Animated visualizations of the 58-year history of the field’s growth vividly illustrate how these research clusters have emerged, spread, and branched out. Color coding and other techniques help spotlight research frontiers and significant changes in research direction.
“Intellectual structures of a knowledge domain before and after a major conceptual revolution are likely to be fundamentally different as new theories and evidence become predominant,” Chen writes in an upcoming Proceedings of the National Academy of Sciences. In this paper, Chen describes further advances in his visualization techniques, implemented in a computer program he calls CITESPACE, that emphasize progressively visualizing the evolution of network structures.
“In comparison to other methods for detecting changes of networks over time, our approach simplifies cognitively demanding tasks of comparing a sequence of network snapshots,” Chen says. “The progressive visualization method allows us to focus on much simpler tasks of locating pivot nodes and cluster centers.”
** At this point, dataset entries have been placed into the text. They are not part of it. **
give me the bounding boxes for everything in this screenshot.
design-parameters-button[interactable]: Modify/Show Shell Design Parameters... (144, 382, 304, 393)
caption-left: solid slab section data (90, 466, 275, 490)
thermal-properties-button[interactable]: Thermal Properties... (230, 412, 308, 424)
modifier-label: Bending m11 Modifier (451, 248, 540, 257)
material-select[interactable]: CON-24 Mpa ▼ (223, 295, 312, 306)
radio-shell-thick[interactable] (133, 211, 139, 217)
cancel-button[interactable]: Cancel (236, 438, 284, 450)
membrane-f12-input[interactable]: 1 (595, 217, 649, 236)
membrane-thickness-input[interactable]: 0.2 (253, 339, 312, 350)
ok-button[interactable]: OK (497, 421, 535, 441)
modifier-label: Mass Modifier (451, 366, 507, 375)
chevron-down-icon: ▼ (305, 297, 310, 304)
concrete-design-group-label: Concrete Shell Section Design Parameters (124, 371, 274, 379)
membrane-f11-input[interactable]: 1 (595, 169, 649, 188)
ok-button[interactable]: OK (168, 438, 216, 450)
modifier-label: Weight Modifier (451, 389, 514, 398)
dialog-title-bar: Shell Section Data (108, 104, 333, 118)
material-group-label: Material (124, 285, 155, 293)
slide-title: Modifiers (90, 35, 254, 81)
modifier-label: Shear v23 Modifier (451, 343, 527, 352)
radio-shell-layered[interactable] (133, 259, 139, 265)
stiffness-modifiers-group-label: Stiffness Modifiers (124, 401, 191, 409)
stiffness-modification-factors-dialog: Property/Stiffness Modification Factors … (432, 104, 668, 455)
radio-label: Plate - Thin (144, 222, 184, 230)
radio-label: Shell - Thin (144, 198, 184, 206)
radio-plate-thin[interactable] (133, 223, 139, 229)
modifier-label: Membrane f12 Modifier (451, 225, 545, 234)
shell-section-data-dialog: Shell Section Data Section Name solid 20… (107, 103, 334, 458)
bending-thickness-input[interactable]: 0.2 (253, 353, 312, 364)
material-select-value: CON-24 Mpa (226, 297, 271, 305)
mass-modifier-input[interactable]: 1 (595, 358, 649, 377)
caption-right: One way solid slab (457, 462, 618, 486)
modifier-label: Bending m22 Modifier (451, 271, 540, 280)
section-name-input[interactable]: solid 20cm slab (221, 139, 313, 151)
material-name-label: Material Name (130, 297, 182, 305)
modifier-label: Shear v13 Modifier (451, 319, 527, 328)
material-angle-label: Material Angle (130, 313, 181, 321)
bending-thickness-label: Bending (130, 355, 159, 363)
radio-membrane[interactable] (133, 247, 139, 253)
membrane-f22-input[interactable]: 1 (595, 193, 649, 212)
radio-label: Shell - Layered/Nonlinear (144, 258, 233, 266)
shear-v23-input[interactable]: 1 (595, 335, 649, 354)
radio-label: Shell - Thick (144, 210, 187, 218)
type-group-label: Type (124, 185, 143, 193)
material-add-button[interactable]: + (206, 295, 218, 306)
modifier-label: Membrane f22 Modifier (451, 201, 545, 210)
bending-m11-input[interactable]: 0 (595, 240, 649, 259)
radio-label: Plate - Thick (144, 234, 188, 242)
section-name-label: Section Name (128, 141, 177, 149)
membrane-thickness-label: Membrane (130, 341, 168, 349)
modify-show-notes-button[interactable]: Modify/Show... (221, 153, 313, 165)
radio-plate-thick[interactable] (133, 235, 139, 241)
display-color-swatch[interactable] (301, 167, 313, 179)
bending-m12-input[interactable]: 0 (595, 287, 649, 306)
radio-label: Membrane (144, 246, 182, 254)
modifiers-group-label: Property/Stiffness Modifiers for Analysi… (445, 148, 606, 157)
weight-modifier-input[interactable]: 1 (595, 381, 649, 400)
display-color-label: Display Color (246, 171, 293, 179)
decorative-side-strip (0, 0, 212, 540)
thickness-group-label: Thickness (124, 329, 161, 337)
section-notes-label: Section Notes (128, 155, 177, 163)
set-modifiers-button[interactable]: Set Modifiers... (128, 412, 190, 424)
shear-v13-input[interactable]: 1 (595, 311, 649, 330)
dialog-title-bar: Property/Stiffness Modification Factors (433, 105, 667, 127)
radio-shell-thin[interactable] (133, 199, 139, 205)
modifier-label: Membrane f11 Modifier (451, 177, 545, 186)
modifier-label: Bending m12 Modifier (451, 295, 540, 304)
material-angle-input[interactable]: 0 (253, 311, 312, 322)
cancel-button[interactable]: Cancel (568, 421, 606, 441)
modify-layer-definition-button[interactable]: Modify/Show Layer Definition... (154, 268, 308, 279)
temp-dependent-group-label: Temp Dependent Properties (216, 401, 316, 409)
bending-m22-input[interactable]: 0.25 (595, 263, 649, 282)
To show how his method works, Chen applied it to the field of superstring theory in physics, looking at citations from 1985 to 2002 (and a part of 2003). His panoramic visualizations, highlighting landmark or pivotal papers in the field, can be seen at http://www.pages.drexel.edu/~cc345/citespace/Figure2.png, http://www.pages.drexel.edu/~cc345/citespace/Figure3.png, and http://www.pages.drexel.edu/~cc345/citespace/Figure4.png.
Chen’s visualizations successfully spotlighted groundbreaking articles that triggered two revolutions in superstring theory.
“The progressive visualization method introduced here has practical implications,” Chen concludes. “It provides scientists with a roadmap of their own field.”
It’s a bit like watching a movie instead of reading the novel to get the gist of what’s hot and what’s not.